Writer Julia Zolotova at Foyles on Charing Cross Road

Literary Inspiration at Foyles

Yesterday I spent three hours wandering the six floors of Foyles on Charing Cross Road, and came away with exactly the kind of intellectual stimulation I didn’t know I needed.

There’s something about being surrounded by 200,000 books that makes your own writing feel simultaneously insignificant and urgent. Standing in that spacious atrium with natural light streaming down from the upper floors, I felt that familiar writer’s hunger: the need to read everything, absorb every technique, understand every voice that’s ever put words to page.

I picked up The Courage to Be Disliked by Ichiro Kishimi and Fumitake Koga in the psychology section. The premise intrigued me: a dialogue between a philosopher and a young man over five nights, exploring Alfred Adler’s theories about happiness and change. Adler believed people can transform their lives regardless of past trauma, that everyone can be happy if they have the courage to be disliked by others. Reading the first chapter, I recognised something familiar about the courage it takes to write authentically, knowing not everyone will appreciate what you create.

In the writing craft section, I discovered How Not to Write a Novel by Sandra Newman and Howard Mittelmark. Instead of typical advice, they present 200 common mistakes through hilariously bad examples. Their  ‘mis-examples made me cringe and laugh simultaneously. I recognised my own early attempts at dialogue, character development, plot construction. Sometimes learning what not to do teaches more than conventional guidance.

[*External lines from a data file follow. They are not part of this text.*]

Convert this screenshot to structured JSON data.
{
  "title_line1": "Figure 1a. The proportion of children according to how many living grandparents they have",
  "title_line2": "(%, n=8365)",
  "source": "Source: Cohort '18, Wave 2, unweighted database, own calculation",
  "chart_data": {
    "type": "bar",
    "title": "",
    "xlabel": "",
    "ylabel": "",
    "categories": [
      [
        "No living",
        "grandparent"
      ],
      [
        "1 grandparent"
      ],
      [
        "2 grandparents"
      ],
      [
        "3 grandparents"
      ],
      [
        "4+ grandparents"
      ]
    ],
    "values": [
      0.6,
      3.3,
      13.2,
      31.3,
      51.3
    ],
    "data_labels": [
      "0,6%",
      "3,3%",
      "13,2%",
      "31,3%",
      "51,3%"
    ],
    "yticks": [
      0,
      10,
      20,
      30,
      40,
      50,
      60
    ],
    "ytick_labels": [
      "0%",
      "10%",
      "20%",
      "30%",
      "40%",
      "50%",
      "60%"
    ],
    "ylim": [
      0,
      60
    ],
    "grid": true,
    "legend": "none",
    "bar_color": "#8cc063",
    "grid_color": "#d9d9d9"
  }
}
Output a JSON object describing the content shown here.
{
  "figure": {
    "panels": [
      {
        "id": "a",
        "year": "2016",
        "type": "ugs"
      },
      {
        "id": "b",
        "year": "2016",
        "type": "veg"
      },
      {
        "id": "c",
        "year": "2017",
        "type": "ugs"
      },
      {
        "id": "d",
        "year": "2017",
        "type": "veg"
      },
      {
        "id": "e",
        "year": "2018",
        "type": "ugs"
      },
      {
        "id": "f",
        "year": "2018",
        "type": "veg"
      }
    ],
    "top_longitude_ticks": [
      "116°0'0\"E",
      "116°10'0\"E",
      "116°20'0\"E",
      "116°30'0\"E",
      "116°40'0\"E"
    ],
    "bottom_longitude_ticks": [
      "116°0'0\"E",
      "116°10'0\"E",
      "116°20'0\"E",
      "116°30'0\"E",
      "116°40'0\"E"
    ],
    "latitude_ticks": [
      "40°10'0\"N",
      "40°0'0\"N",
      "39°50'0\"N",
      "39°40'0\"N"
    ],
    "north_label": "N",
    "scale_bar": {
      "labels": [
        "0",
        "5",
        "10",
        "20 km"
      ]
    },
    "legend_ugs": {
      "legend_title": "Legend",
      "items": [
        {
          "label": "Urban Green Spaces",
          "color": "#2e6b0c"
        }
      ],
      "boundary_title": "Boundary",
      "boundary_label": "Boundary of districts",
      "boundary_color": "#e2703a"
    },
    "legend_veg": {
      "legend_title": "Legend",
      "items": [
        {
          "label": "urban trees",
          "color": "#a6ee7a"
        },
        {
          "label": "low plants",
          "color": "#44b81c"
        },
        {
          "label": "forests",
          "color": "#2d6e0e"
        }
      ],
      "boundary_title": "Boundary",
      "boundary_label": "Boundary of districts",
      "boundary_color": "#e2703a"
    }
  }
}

The classics section pulled me in completely. Floor-to-ceiling shelves of everything from Austen to Woolf, each spine representing years of someone’s creative life. I found myself thinking about literary dialogue techniques, how the great conversations on these pages could inform my own work.

The Russian books section felt like discovering a hidden corner of my heritage. Seeing Tolstoy and Dostoevsky in their original language reminded me how translation shapes narrative voice, something I consider daily when writing characters who think across languages.

By the time I reached the café on the top floor, my head was spinning with new ideas. Project Mirror suddenly felt less isolated, more connected to this vast conversation between writers across centuries.

Posted from London, where the weight of literary history makes your own words feel both daunting and essential.